Search engine friendly urls without mod_rewrite

When I set up my wordpress blog yesterday I wanted to use search engine friendly URLs which wordpress usually supports by the use of Apache’s mod_rewrite. Unfortunately my hoster doesn’t support .htaccess files in the small web package I currently purchased, which I found rather disappointing. Generally, there might by a couple of reasons why the default way of rewriting URLs might not work: Your hoster disabled .htaccess files (AllowOverride None), mod_rewrite is not loaded oder not available on the server or your site runs on IIS which naturally doesn’t Apache’s rewriting. Luckily there are two ways around this limitation that are supported by WordPress out of the box.

The first way that is suggested in the Using Permalinks Section of the WordPress Codex is by using URLs like index.php/some/path/. All you have to do is specifing the custom permalink structure in Options>Permalinks. Apparently this type of permalinks without the use of mod_rewrite worked in WordPress at least since v1.2 but for me, the ugly index.php/ path isn’t something I want to have permanently in my URLs. I favour the following sollution.

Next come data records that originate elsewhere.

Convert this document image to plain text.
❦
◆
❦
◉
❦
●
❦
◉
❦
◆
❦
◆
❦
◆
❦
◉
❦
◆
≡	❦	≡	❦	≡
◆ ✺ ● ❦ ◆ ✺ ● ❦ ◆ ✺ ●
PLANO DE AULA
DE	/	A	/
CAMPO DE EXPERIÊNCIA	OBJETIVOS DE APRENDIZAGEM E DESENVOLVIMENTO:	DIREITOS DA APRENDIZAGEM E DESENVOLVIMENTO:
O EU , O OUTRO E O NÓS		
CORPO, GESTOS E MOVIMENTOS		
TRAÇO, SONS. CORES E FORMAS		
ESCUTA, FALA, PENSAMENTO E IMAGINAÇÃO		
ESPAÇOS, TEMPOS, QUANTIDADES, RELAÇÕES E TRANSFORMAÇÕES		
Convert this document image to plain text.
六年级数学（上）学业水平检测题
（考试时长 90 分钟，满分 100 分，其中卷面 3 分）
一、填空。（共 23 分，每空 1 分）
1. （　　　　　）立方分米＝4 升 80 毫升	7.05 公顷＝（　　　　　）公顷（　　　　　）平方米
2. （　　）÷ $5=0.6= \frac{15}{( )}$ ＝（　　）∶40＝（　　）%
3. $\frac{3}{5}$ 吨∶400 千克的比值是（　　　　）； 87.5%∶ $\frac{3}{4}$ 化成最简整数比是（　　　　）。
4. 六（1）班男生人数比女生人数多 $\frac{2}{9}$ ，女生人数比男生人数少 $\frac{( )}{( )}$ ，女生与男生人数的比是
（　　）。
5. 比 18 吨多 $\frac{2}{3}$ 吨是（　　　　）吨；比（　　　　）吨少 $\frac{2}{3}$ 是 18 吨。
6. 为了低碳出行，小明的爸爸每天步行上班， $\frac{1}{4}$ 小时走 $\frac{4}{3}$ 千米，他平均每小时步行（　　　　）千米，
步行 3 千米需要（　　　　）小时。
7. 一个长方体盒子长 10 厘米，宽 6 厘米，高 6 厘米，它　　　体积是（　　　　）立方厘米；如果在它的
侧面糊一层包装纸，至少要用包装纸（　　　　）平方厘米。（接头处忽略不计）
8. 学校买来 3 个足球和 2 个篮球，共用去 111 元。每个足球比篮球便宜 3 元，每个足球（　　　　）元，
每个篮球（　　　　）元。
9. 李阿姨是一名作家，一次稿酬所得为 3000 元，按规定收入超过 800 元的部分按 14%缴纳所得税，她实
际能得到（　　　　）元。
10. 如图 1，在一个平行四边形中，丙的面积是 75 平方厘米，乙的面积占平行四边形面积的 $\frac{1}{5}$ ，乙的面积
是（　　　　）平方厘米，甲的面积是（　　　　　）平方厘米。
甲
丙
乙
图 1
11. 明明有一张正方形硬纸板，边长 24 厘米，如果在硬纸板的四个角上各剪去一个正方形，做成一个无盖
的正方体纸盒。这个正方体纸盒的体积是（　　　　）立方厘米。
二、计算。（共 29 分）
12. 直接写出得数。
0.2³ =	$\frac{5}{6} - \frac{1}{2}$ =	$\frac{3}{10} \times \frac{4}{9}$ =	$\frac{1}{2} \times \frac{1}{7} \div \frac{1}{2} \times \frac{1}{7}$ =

You can set your index.php of WordPress as the 404 error page for your website. This has the effect that WordPress is called for all your virtual URLs which do not exisit as actual files on the webserver. I’ve tested this with version 2.0 and so far it works pretty well. There may be problems with HTTP POST operations according to experiments with the textpattern weblog. If it turns out to work properly it should be added to the WordPress documentation since it produces the same clean URLs as mod_rewrite with the bitter aftertaste of being an ugly hack though.

Internally both methods rely on index.php to analyze the URL. Actually in WordPress v2.0 this has become the default way of URL rewriting any way. If you’d have a look at a .htaccess file of a WordPress v1.5 installation you’ll see about 30 rules for all the different URLs (search/, category/, author/, …). In WordPress v2.0 the .htaccess looks much cleaner: all requests are forwarded to index.php – pretty much the same way a redirection of the 404 error page would do it.